I would welcome any thoughts!

You've done a great job trying to help him understand his triggers and helping him understand the perspective of others.  It's a shame he was kicked off two teams and now does not want to go back to a third.  The first two incidents set a pattern unfortunately which your son now is continuing of his own volition for the third team.  You mention the trigger for the most recent incident was that he felt slighted and felt he was tripped on purpose. Do you think the boys were doing it on purpose, and were there other reasons he felt slighted?  

Once you have determined what else (if anything) he was reacting to, you would want to help him re-frame these incidents.  Try to help him look at "being slighted" and "being tripped on purpose" in a new way.  For example, you could talk about how even in professional soccer players get tripped, sometimes by accident when everyone is going for the ball, and sometimes on purpose to prevent the opposing player from making a good shot or good pass.  Which does your son think was happening in his game?  By giving him a choice of explanations, you are giving him a chance to say how he felt, and then you can do some re-framing that takes into account his feelings.  

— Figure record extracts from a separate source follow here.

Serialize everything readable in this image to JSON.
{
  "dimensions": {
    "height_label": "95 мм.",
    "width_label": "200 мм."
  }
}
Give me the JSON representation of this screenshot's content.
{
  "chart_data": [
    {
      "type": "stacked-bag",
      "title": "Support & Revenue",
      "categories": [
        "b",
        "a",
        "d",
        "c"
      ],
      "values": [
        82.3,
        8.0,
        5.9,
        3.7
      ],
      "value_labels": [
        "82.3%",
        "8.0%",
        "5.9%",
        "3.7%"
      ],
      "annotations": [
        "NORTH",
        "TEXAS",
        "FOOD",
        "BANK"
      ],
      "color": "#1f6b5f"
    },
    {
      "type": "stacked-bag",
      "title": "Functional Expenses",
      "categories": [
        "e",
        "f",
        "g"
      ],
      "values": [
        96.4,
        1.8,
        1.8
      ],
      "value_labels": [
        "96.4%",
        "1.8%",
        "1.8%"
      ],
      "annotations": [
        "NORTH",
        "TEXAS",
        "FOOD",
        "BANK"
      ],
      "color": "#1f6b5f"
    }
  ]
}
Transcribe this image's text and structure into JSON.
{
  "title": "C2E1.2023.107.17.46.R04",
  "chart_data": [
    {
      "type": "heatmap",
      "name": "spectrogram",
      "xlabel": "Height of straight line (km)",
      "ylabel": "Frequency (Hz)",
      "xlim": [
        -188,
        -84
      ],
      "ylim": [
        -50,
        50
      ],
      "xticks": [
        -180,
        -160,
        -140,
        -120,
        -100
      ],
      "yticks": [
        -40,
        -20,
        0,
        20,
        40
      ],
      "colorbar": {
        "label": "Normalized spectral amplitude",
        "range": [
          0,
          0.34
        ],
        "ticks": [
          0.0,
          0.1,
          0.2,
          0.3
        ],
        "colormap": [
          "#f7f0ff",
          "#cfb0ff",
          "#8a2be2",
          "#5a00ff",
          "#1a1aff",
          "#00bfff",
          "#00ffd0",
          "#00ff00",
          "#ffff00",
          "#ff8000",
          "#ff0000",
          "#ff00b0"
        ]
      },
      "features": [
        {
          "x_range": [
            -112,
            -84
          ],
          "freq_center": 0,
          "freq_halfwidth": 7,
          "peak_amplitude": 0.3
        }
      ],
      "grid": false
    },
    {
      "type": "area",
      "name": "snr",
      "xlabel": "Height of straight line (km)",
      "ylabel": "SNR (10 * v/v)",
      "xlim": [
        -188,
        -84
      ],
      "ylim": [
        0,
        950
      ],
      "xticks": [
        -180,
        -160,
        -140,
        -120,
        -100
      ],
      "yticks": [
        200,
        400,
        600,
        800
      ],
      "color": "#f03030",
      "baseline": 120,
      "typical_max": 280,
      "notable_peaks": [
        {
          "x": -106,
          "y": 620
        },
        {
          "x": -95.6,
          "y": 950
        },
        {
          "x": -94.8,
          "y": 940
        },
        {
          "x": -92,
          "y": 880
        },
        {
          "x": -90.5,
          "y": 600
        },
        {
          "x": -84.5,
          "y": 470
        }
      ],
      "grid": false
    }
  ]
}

He will probably say it was on purpose, and then you can explain why that happens in soccer, even at the professional level.  Name a  soccer star if he knows any, and explain that he gets tripped too.  The ref is supposed to call a foul, but if he doesn't the player would try to get the ball back when he was able, so that the opponent does not get the advantage by tripping him.  You could practice a mantra (I explain more about mantras in my blog and books):  "fouls happen in soccer."  and/or "When they trip you, it's because they can't keep up with you.  It means you're the better player."  Another possible mantra:  (Name a pro player he knows) and say:  "He gets up and uses his anger to try to get the ball back. You can do that too."  The basic idea is to help your son see that tripping happens a lot, that he is the better player, and that he can do something about it in the game to help his team.

Once you know the trigger, you can re-frame what happened and develop a mantra.  By the way, it's great you got him to go to school.  He will see by going to school that he can deal with what happened, and any anxiety will then decrease.  Whether he plays for this team or not, practice the mantra several times a week so that it will be in his head when he does participate again.  

One last thought:  if possible would the coach call him or have a couple of teammates reach out to say they miss him and need him?  Since he feels slighted, if he were to feel wanted, that would be the opposite feeling, and might help him feel like returning.